Iran’s national football team played its first match of the 2026 FIFA World Cup on June 15, facing New Zealand in a Group G contest at SoFi Stadium in Los Angeles. Inside the stadium, fans cheered. Outside, and in pockets throughout the LA area, Iranian Americans made clear they weren’t there to celebrate.
Several hundred protesters gathered at both the stadium and the team’s hotel in Manhattan Beach, waving pre-revolutionary “Lion and Sun” flags and calling for Iran’s exclusion from the tournament entirely. Their message was blunt: Team Melli, as the national squad is known, represents what demonstrators labeled a “terrorist regime.”
A diaspora divided, a stadium conflicted
Los Angeles is home to one of the largest Iranian diaspora communities in the world. That makes it perhaps the most politically charged city FIFA could have chosen to host Iran’s opener.

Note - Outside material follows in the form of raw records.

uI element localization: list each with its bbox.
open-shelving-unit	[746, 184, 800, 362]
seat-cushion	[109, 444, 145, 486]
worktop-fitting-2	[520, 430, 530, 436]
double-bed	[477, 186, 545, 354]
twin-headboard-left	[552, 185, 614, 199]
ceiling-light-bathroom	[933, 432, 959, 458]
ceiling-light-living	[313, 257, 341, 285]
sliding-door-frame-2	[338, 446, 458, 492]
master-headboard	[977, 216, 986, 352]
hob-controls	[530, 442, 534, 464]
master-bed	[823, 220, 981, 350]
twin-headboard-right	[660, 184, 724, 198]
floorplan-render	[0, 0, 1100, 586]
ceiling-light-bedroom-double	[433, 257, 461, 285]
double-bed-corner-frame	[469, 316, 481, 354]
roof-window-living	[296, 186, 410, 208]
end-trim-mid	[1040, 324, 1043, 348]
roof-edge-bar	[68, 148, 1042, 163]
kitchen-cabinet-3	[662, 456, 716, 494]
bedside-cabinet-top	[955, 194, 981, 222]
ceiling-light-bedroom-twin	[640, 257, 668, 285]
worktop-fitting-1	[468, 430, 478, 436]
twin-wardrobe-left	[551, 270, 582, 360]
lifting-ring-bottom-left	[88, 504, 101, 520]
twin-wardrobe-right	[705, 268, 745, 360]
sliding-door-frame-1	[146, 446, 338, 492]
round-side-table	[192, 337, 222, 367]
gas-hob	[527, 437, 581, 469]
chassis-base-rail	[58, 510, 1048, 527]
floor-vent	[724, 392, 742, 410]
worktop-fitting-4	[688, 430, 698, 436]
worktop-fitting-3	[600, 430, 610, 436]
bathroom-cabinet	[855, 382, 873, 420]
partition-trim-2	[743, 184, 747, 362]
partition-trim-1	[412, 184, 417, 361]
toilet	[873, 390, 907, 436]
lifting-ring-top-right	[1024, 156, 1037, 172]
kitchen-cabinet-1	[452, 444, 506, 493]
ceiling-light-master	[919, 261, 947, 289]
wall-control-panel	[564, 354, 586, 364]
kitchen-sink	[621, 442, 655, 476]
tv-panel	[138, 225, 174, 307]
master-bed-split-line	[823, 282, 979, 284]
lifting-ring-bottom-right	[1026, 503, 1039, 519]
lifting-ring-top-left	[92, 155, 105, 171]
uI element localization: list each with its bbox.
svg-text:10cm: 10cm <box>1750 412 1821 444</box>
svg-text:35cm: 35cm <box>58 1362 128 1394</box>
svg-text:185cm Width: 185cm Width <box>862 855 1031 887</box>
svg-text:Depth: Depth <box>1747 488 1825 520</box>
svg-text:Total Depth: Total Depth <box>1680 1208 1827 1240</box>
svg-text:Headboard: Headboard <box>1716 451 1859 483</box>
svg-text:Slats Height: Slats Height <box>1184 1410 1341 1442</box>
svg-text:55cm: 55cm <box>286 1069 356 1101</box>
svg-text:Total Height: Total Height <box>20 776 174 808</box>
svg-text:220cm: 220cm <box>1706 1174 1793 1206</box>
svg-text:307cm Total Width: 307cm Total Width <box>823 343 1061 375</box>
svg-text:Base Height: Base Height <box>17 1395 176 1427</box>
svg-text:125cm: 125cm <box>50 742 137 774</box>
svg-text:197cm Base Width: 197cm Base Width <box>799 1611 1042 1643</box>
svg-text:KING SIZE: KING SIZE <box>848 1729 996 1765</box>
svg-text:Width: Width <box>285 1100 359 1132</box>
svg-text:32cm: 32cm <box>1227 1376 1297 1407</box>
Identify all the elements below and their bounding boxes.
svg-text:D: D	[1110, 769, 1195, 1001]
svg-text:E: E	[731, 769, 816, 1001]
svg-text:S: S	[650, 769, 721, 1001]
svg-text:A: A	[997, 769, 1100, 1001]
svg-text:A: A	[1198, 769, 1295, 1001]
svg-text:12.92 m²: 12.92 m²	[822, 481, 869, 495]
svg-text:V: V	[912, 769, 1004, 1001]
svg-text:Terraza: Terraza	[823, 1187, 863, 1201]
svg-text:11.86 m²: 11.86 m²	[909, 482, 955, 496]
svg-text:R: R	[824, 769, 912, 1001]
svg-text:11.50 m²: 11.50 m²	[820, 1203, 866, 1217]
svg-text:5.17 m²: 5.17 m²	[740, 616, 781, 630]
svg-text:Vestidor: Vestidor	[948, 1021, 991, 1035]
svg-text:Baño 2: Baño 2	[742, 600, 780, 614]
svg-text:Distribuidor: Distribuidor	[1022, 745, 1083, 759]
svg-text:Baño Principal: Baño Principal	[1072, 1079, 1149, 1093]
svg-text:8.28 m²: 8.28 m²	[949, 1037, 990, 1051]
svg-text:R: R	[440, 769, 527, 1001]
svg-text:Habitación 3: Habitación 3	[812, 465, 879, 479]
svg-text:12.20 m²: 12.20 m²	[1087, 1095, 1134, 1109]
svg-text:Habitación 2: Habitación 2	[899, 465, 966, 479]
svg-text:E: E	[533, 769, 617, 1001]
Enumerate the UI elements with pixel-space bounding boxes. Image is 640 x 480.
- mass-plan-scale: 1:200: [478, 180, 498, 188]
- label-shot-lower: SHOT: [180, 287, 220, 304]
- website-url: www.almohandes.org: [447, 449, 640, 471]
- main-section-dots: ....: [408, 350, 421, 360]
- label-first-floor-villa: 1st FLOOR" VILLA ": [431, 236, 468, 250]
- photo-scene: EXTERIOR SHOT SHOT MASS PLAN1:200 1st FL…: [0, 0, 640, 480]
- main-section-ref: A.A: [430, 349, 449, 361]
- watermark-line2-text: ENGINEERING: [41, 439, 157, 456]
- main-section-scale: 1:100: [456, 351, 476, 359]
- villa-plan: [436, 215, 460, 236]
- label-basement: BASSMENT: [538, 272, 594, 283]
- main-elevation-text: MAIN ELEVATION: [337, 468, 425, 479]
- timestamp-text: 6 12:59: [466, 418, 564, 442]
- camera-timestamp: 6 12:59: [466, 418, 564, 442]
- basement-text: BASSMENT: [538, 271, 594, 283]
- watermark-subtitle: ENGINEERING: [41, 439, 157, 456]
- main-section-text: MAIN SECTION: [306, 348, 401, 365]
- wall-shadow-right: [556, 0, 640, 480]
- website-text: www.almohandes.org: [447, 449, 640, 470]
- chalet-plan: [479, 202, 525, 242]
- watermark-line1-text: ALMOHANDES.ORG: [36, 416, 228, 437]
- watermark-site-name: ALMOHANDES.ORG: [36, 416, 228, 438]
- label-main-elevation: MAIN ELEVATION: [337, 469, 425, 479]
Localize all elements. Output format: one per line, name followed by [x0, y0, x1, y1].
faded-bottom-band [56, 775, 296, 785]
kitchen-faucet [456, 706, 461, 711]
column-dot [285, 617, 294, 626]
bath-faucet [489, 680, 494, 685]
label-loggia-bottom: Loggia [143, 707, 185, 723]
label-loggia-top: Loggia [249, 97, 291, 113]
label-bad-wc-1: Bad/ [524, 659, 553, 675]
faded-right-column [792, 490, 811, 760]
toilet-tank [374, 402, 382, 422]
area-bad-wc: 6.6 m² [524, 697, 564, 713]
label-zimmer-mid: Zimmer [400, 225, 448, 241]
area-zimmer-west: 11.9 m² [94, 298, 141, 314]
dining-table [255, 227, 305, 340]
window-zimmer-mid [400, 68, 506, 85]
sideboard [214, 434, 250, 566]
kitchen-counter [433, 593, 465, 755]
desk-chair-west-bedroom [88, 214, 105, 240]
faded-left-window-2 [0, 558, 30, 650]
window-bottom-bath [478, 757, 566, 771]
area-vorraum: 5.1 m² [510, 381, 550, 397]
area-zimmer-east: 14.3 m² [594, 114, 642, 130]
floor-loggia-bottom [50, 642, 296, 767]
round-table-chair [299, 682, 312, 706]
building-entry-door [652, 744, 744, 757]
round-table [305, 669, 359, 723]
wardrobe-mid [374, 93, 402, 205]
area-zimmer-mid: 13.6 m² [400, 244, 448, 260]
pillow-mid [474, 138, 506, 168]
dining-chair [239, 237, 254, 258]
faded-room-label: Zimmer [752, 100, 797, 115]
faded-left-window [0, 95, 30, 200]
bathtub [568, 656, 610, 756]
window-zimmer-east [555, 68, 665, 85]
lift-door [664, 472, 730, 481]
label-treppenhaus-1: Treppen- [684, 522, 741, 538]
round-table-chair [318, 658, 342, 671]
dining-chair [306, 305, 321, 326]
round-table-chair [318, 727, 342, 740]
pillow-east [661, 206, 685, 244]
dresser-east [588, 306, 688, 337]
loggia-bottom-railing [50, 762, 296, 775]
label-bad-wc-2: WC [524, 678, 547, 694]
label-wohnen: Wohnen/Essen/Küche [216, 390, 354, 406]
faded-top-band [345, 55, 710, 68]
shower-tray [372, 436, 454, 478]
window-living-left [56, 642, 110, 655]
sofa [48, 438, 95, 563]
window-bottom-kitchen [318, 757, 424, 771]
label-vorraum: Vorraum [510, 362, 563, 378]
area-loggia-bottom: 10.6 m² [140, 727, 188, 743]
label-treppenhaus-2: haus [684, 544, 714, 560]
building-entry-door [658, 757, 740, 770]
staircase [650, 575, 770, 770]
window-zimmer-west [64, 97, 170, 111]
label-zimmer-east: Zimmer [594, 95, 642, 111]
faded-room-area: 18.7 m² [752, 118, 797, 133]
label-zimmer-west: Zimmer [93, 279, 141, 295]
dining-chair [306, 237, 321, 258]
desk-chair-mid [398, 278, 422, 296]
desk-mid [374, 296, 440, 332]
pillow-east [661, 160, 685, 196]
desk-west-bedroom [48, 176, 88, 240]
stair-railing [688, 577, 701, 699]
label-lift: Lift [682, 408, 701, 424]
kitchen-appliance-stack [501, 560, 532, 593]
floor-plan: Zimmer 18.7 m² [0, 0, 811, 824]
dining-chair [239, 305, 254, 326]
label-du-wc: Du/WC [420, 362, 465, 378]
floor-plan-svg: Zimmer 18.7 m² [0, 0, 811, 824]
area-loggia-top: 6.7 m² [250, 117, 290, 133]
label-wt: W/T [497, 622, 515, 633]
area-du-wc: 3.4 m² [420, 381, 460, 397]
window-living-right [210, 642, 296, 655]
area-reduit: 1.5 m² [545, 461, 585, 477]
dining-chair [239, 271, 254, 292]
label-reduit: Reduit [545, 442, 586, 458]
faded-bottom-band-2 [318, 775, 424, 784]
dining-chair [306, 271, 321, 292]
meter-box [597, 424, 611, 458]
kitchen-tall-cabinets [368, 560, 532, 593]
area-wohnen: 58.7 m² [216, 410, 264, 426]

Demonstrators at the Manhattan Beach hotel confronted the team’s presence directly, staging organized rallies before the squad even reached the pitch. At SoFi Stadium, the scene was more layered. Fans in Iran jerseys sat alongside or near people who had come specifically to protest, creating the kind of split-screen atmosphere that makes World Cup matches involving politically contentious nations so uniquely charged.